29/03/2011

Nas nuvens

Narcissus asturiensis (Jord.) Pugsley
[= Narcissus minor subsp. asturiensis (Jord.) Barra & G. López]


It was odd of Wordsworth to hazard the phrase "lonely as a cloud". If only our British clouds were lonelier. The Telegraph (2001)

As nuvens são catalogadas, como as plantas, em famílias, géneros e espécies, seguindo-se a proposta de Luke Howard (1772-1864), um meteorologista amador inglês que também se interessou por botânica e inspirou poetas e pintores. Para ele, as nuvens seriam o rosto da atmosfera que, como o nosso, denunciaria rubores, amuos e culpas; aos meteorologistas caberia ler e interpretar esses sinais para prever as mudanças no tempo. São elas estruturas pouco estáveis, de existência transitória de que apenas detectamos a forma e a altitude, feitas de poeira e gotinhas de água ou gelo miraculosamente suspensas no ar arrefecido. A nomenclatura adoptada por Howard fez jus à sua relevância para o nosso clima, e por isso foi tão bem aceite: escolheu designações latinas como cirrus, cumulus, stratus e nimbus — distinguindo assim as nuvens transparentes como véus das carregadas de chuva. Depois de etiquetar as de atributos híbridos, o mundo indefinido e impalpável que preenche o céu estava nomeado.
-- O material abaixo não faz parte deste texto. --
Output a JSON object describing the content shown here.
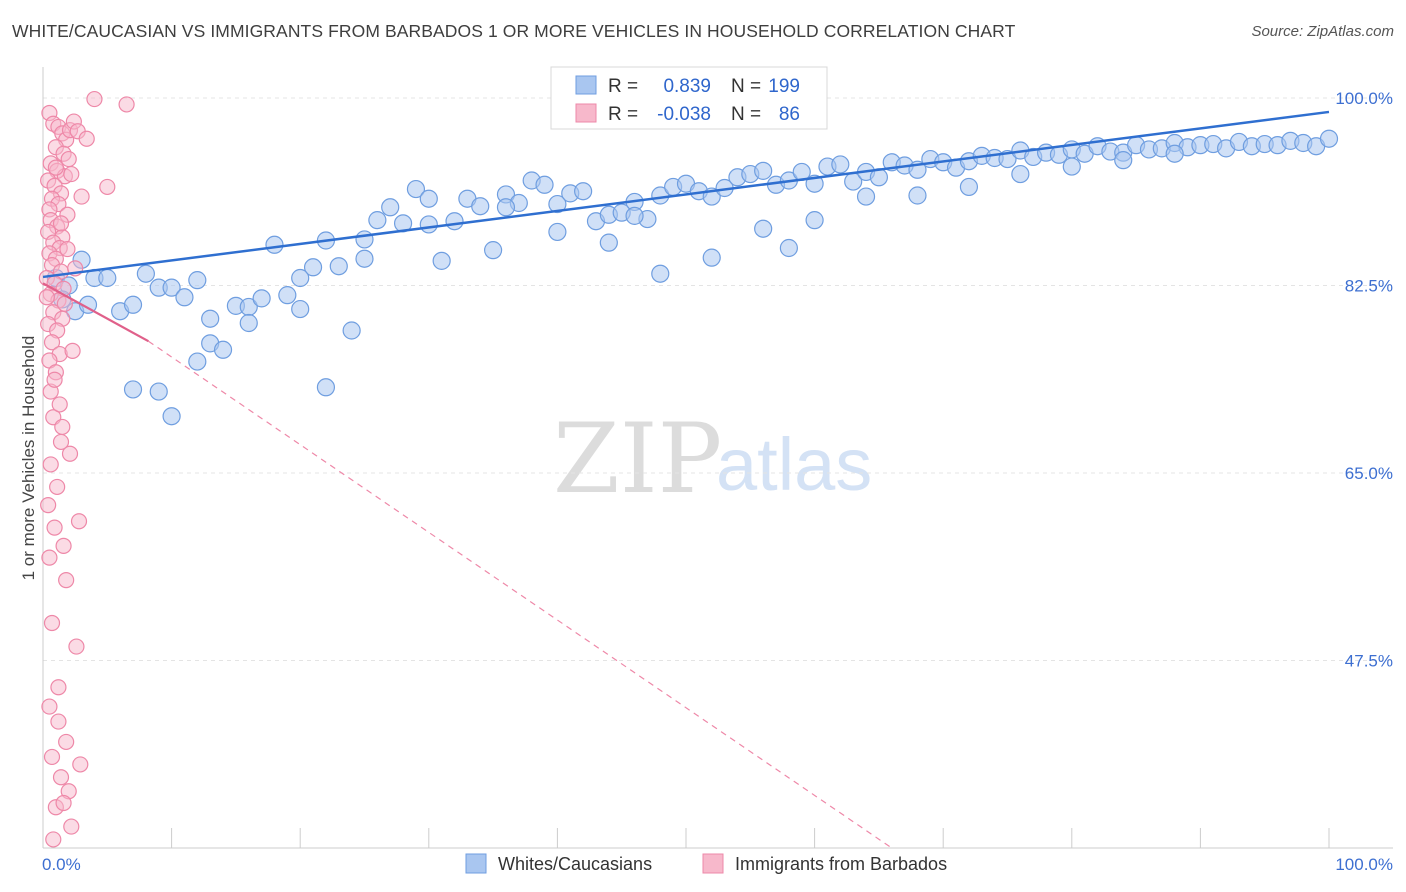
{
  "header": {
    "title": "WHITE/CAUCASIAN VS IMMIGRANTS FROM BARBADOS 1 OR MORE VEHICLES IN HOUSEHOLD CORRELATION CHART",
    "source": "Source: ZipAtlas.com"
  },
  "watermark": {
    "part1": "ZIP",
    "part2": "atlas"
  },
  "colors": {
    "blue_fill": "#a9c6f0",
    "blue_stroke": "#6f9ee0",
    "blue_line": "#2f6fd0",
    "pink_fill": "#f7b8cb",
    "pink_stroke": "#ee88a8",
    "pink_line": "#e0608a",
    "grid": "#e4e4e4",
    "tick_text": "#3d6fd1"
  },
  "legend": {
    "rows": [
      {
        "r_label": "R =",
        "r_value": "0.839",
        "n_label": "N =",
        "n_value": "199"
      },
      {
        "r_label": "R =",
        "r_value": "-0.038",
        "n_label": "N =",
        "n_value": "86"
      }
    ]
  },
  "chart_data": {
    "type": "scatter",
    "title": "WHITE/CAUCASIAN VS IMMIGRANTS FROM BARBADOS 1 OR MORE VEHICLES IN HOUSEHOLD CORRELATION CHART",
    "xlabel": "",
    "ylabel": "1 or more Vehicles in Household",
    "xlim": [
      0,
      100
    ],
    "ylim": [
      30,
      100
    ],
    "x_tick_labels": [
      "0.0%",
      "100.0%"
    ],
    "y_tick_labels": [
      "100.0%",
      "82.5%",
      "65.0%",
      "47.5%"
    ],
    "y_ticks": [
      100,
      82.5,
      65,
      47.5
    ],
    "grid": true,
    "series": [
      {
        "name": "Whites/Caucasians",
        "legend_label": "Whites/Caucasians",
        "R": 0.839,
        "N": 199,
        "trend": {
          "x": [
            0,
            100
          ],
          "y": [
            83.3,
            98.7
          ],
          "style": "solid"
        },
        "points": [
          [
            1,
            83.2
          ],
          [
            2,
            82.5
          ],
          [
            1.5,
            81.2
          ],
          [
            3,
            84.9
          ],
          [
            4,
            83.2
          ],
          [
            5,
            83.2
          ],
          [
            2.5,
            80.1
          ],
          [
            3.5,
            80.7
          ],
          [
            6,
            80.1
          ],
          [
            7,
            80.7
          ],
          [
            8,
            83.6
          ],
          [
            9,
            82.3
          ],
          [
            10,
            82.3
          ],
          [
            11,
            81.4
          ],
          [
            12,
            83.0
          ],
          [
            13,
            77.1
          ],
          [
            13,
            79.4
          ],
          [
            15,
            80.6
          ],
          [
            16,
            80.5
          ],
          [
            17,
            81.3
          ],
          [
            18,
            86.3
          ],
          [
            19,
            81.6
          ],
          [
            20,
            80.3
          ],
          [
            21,
            84.2
          ],
          [
            22,
            86.7
          ],
          [
            23,
            84.3
          ],
          [
            24,
            78.3
          ],
          [
            25,
            86.8
          ],
          [
            26,
            88.6
          ],
          [
            27,
            89.8
          ],
          [
            28,
            88.3
          ],
          [
            29,
            91.5
          ],
          [
            30,
            90.6
          ],
          [
            31,
            84.8
          ],
          [
            32,
            88.5
          ],
          [
            33,
            90.6
          ],
          [
            34,
            89.9
          ],
          [
            35,
            85.8
          ],
          [
            36,
            91.0
          ],
          [
            37,
            90.2
          ],
          [
            38,
            92.3
          ],
          [
            39,
            91.9
          ],
          [
            40,
            90.1
          ],
          [
            41,
            91.1
          ],
          [
            42,
            91.3
          ],
          [
            43,
            88.5
          ],
          [
            44,
            89.1
          ],
          [
            45,
            89.3
          ],
          [
            46,
            90.3
          ],
          [
            47,
            88.7
          ],
          [
            48,
            90.9
          ],
          [
            49,
            91.7
          ],
          [
            50,
            92.0
          ],
          [
            51,
            91.3
          ],
          [
            52,
            90.8
          ],
          [
            53,
            91.6
          ],
          [
            54,
            92.6
          ],
          [
            55,
            92.9
          ],
          [
            56,
            93.2
          ],
          [
            57,
            91.9
          ],
          [
            58,
            92.3
          ],
          [
            59,
            93.1
          ],
          [
            60,
            92.0
          ],
          [
            61,
            93.6
          ],
          [
            62,
            93.8
          ],
          [
            63,
            92.2
          ],
          [
            64,
            93.1
          ],
          [
            65,
            92.6
          ],
          [
            66,
            94.0
          ],
          [
            67,
            93.7
          ],
          [
            68,
            93.3
          ],
          [
            69,
            94.3
          ],
          [
            70,
            94.0
          ],
          [
            71,
            93.5
          ],
          [
            72,
            94.1
          ],
          [
            73,
            94.6
          ],
          [
            74,
            94.4
          ],
          [
            75,
            94.3
          ],
          [
            76,
            95.1
          ],
          [
            77,
            94.5
          ],
          [
            78,
            94.9
          ],
          [
            79,
            94.7
          ],
          [
            80,
            95.2
          ],
          [
            81,
            94.8
          ],
          [
            82,
            95.5
          ],
          [
            83,
            95.0
          ],
          [
            84,
            94.9
          ],
          [
            85,
            95.6
          ],
          [
            86,
            95.2
          ],
          [
            87,
            95.3
          ],
          [
            88,
            95.8
          ],
          [
            89,
            95.4
          ],
          [
            90,
            95.6
          ],
          [
            91,
            95.7
          ],
          [
            92,
            95.3
          ],
          [
            93,
            95.9
          ],
          [
            94,
            95.5
          ],
          [
            95,
            95.7
          ],
          [
            96,
            95.6
          ],
          [
            97,
            96.0
          ],
          [
            98,
            95.8
          ],
          [
            99,
            95.5
          ],
          [
            100,
            96.2
          ],
          [
            58,
            86.0
          ],
          [
            46,
            89.0
          ],
          [
            40,
            87.5
          ],
          [
            36,
            89.8
          ],
          [
            30,
            88.2
          ],
          [
            25,
            85.0
          ],
          [
            20,
            83.2
          ],
          [
            16,
            79.0
          ],
          [
            14,
            76.5
          ],
          [
            12,
            75.4
          ],
          [
            10,
            70.3
          ],
          [
            9,
            72.6
          ],
          [
            7,
            72.8
          ],
          [
            22,
            73.0
          ],
          [
            44,
            86.5
          ],
          [
            48,
            83.6
          ],
          [
            52,
            85.1
          ],
          [
            56,
            87.8
          ],
          [
            60,
            88.6
          ],
          [
            64,
            90.8
          ],
          [
            68,
            90.9
          ],
          [
            72,
            91.7
          ],
          [
            76,
            92.9
          ],
          [
            80,
            93.6
          ],
          [
            84,
            94.2
          ],
          [
            88,
            94.8
          ]
        ]
      },
      {
        "name": "Immigrants from Barbados",
        "legend_label": "Immigrants from Barbados",
        "R": -0.038,
        "N": 86,
        "trend": {
          "x": [
            0,
            8.2
          ],
          "y": [
            82.7,
            77.3
          ],
          "style": "solid"
        },
        "trend_extended": {
          "x": [
            8.2,
            66
          ],
          "y": [
            77.3,
            30
          ],
          "style": "dashed"
        },
        "points": [
          [
            0.5,
            98.6
          ],
          [
            0.8,
            97.6
          ],
          [
            1.2,
            97.3
          ],
          [
            1.5,
            96.7
          ],
          [
            1.8,
            96.1
          ],
          [
            2.1,
            97.0
          ],
          [
            2.4,
            97.8
          ],
          [
            2.7,
            96.9
          ],
          [
            1.0,
            95.4
          ],
          [
            1.6,
            94.8
          ],
          [
            2.0,
            94.3
          ],
          [
            0.6,
            93.9
          ],
          [
            1.1,
            93.2
          ],
          [
            1.7,
            92.7
          ],
          [
            0.4,
            92.3
          ],
          [
            0.9,
            91.8
          ],
          [
            1.4,
            91.1
          ],
          [
            0.7,
            90.6
          ],
          [
            1.2,
            90.1
          ],
          [
            0.5,
            89.6
          ],
          [
            1.9,
            89.1
          ],
          [
            0.6,
            88.6
          ],
          [
            1.1,
            88.0
          ],
          [
            0.4,
            87.5
          ],
          [
            1.5,
            87.0
          ],
          [
            0.8,
            86.5
          ],
          [
            1.3,
            86.0
          ],
          [
            0.5,
            85.5
          ],
          [
            1.0,
            85.0
          ],
          [
            0.7,
            84.4
          ],
          [
            1.4,
            83.8
          ],
          [
            0.3,
            83.2
          ],
          [
            0.9,
            82.7
          ],
          [
            1.6,
            82.2
          ],
          [
            0.6,
            81.7
          ],
          [
            1.2,
            81.1
          ],
          [
            0.8,
            80.0
          ],
          [
            1.5,
            79.4
          ],
          [
            0.4,
            78.9
          ],
          [
            1.1,
            78.3
          ],
          [
            0.7,
            77.2
          ],
          [
            1.3,
            76.1
          ],
          [
            0.5,
            75.5
          ],
          [
            1.0,
            74.4
          ],
          [
            0.8,
            70.2
          ],
          [
            1.4,
            67.9
          ],
          [
            0.6,
            65.8
          ],
          [
            1.1,
            63.7
          ],
          [
            2.8,
            60.5
          ],
          [
            0.9,
            59.9
          ],
          [
            1.6,
            58.2
          ],
          [
            0.5,
            57.1
          ],
          [
            1.2,
            41.8
          ],
          [
            1.8,
            39.9
          ],
          [
            0.7,
            38.5
          ],
          [
            1.4,
            36.6
          ],
          [
            2.0,
            35.3
          ],
          [
            1.0,
            33.8
          ],
          [
            0.6,
            72.6
          ],
          [
            1.3,
            71.4
          ],
          [
            3.0,
            90.8
          ],
          [
            5.0,
            91.7
          ],
          [
            2.2,
            92.9
          ],
          [
            6.5,
            99.4
          ],
          [
            4.0,
            99.9
          ],
          [
            3.4,
            96.2
          ],
          [
            1.9,
            85.9
          ],
          [
            2.5,
            84.1
          ],
          [
            0.3,
            81.4
          ],
          [
            1.7,
            80.8
          ],
          [
            2.3,
            76.4
          ],
          [
            0.9,
            73.7
          ],
          [
            1.5,
            69.3
          ],
          [
            2.1,
            66.8
          ],
          [
            0.4,
            62.0
          ],
          [
            1.8,
            55.0
          ],
          [
            0.7,
            51.0
          ],
          [
            2.6,
            48.8
          ],
          [
            1.2,
            45.0
          ],
          [
            0.5,
            43.2
          ],
          [
            2.9,
            37.8
          ],
          [
            1.6,
            34.2
          ],
          [
            2.2,
            32.0
          ],
          [
            0.8,
            30.8
          ],
          [
            1.0,
            93.5
          ],
          [
            1.4,
            88.3
          ]
        ]
      }
    ]
  },
  "bottom_legend": {
    "items": [
      "Whites/Caucasians",
      "Immigrants from Barbados"
    ]
  }
}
Na serra do Açor há picos frios de afloramentos quartzíticos onde as nuvens baixas se espetam, mantendo ali uma bruma que não deixa adivinhar a presença, a dez metros de distância, da base gigantesca de uma eólica. A nossa última visita, em dia de garoa, decorreu toda dentro de uma nuvem. No centro dela, em ponto-de-orvalho, o vapor de água colou-se-nos à roupa sem chover. Vencida a encosta que não se via, mas se sentia subir, chegámos à base de um pedregulho a uns 1200 m de altitude, e lá estava a população de narcisos de flores solitárias a vergar as hastes, numa vénia ao naturalista exausto.

Com flores entre Fevereiro e Abril, este narciso com tépalas em franja de uns 2 cm de comprimento aprecia clareiras de matos de montanha e fendas de rocha do noroeste da Península, a altitudes superiores a 900 metros. As populações galegas e portuguesas parecem apresentar flores com tubos mais curtos e, pelo contrário, pedicelos mais longos, ocorrendo combinações destas características na região intermédia até às Astúrias.

Trata-se de um endemismo ibérico de distribuição restrita. Na Galiza, foi descrito em 1909 por Baltasar Merino (que o chamou Narcissus lagoi em homenagem a Manuel Lago, arcebispo de Lugo que o encontrou nas margens do rio Minho; a designação aceite desde 1984 é N. minor subesp. asturiensis) e consta do Catálogo Galego de Especies Ameazadas. Em Portugal, estava citado para as serras do Gerês (onde poderá estar extinto), Rebordãos e Estrela, além do material de herbário referente à serra do Alvão. As populações da serra do Açor (em Fajão e Piódão, onde as vimos), descobertas em 1998 por Paulo C. Silveira et al. (A flora da Serra do Açor, Guineana, 2007), são as localizadas mais a sul na Península Ibérica — e o registo da sua existência na Beira Litoral e na Beira Baixa deverá ser acrescentado à Flora Ibérica.